Wednesday, September 27, 2006

The DUaB Guide to...golfing

Bugger


Time for another longwinded bout of pontification about something inane - or as I call it, a DUaB Guide. After coming together as a continent to thoroughly smash the Americans in the Ryder Cup - what better time for the DUaB Guide to golfing!


- If you're standing near someone playing a shot, and you hear the sudden clunk of ball against tree, don't turn towards it unless you've got very good reactions.

- Make as many lewd comments regarding golf as possible - nobody ever gets bored of hearing them. Refer to 'cleaning balls', 'sinking a long one', 'slicing one into the pond'.

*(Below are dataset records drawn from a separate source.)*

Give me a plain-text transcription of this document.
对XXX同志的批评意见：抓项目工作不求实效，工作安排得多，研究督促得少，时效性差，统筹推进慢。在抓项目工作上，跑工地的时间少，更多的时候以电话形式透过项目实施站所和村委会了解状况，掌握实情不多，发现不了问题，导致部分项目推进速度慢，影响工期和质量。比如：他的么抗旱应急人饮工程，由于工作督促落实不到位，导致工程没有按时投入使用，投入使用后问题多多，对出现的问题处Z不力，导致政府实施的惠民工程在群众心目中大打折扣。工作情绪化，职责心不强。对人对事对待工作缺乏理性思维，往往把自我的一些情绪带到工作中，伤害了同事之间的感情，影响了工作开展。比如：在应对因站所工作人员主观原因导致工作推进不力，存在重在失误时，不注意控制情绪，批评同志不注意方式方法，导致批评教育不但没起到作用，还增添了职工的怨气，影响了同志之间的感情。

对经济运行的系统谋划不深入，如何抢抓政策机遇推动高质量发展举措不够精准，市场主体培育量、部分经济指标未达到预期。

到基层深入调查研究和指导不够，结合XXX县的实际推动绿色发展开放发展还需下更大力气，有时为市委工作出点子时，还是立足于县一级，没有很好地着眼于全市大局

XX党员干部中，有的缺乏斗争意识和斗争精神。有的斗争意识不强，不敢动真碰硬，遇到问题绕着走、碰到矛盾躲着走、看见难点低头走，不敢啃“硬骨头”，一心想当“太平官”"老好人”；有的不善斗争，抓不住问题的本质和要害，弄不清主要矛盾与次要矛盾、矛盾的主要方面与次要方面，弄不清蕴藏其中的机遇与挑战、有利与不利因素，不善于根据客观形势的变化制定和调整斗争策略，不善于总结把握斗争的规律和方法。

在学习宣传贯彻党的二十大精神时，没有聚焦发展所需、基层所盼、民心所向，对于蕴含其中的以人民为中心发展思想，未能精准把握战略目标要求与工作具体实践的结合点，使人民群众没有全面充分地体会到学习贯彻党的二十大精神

- When playing in snake/spider/crocodile/dingo/shark/koala infested countryside, don't look for your ball for too long if it sails into the thick rough - especially if you are a) wearing shorts, and b) a hapless English tourist.

- If your playing partner puts his ball on the tee and it falls off, say "That counts as one" while reaching for the scorecard. This also never gets boring.

- The signs always say 'Please replace your divots', but never specify with what. Custard, glue, urine - it's your chance to be creative.

- Golfing is an excuse to get away with wearing outfits that normally would cause people to throw things at you in the street. Like this plus fours/cowboy hat combo sported by former US President Warren G Harding. Golf Digest magazine has a dedicated 'Mr Style' on hand to answer pressing questions about golfwear - his advice? "Don't over-think it. If you're standing in front of the mirror for more than 10 seconds, you need to go [and] change." However, for us more sartorial hackers, there's 18Golf, golf gear for the 'Golf Punk Generation'.

- If driving a golf buggy, don't get in and press the pedal flat before you turn the steering wheel - as your playing partner might have left the wheel turned hard left, causing you to suddenly shoot off to one side and almost roll over. Eh, Paul?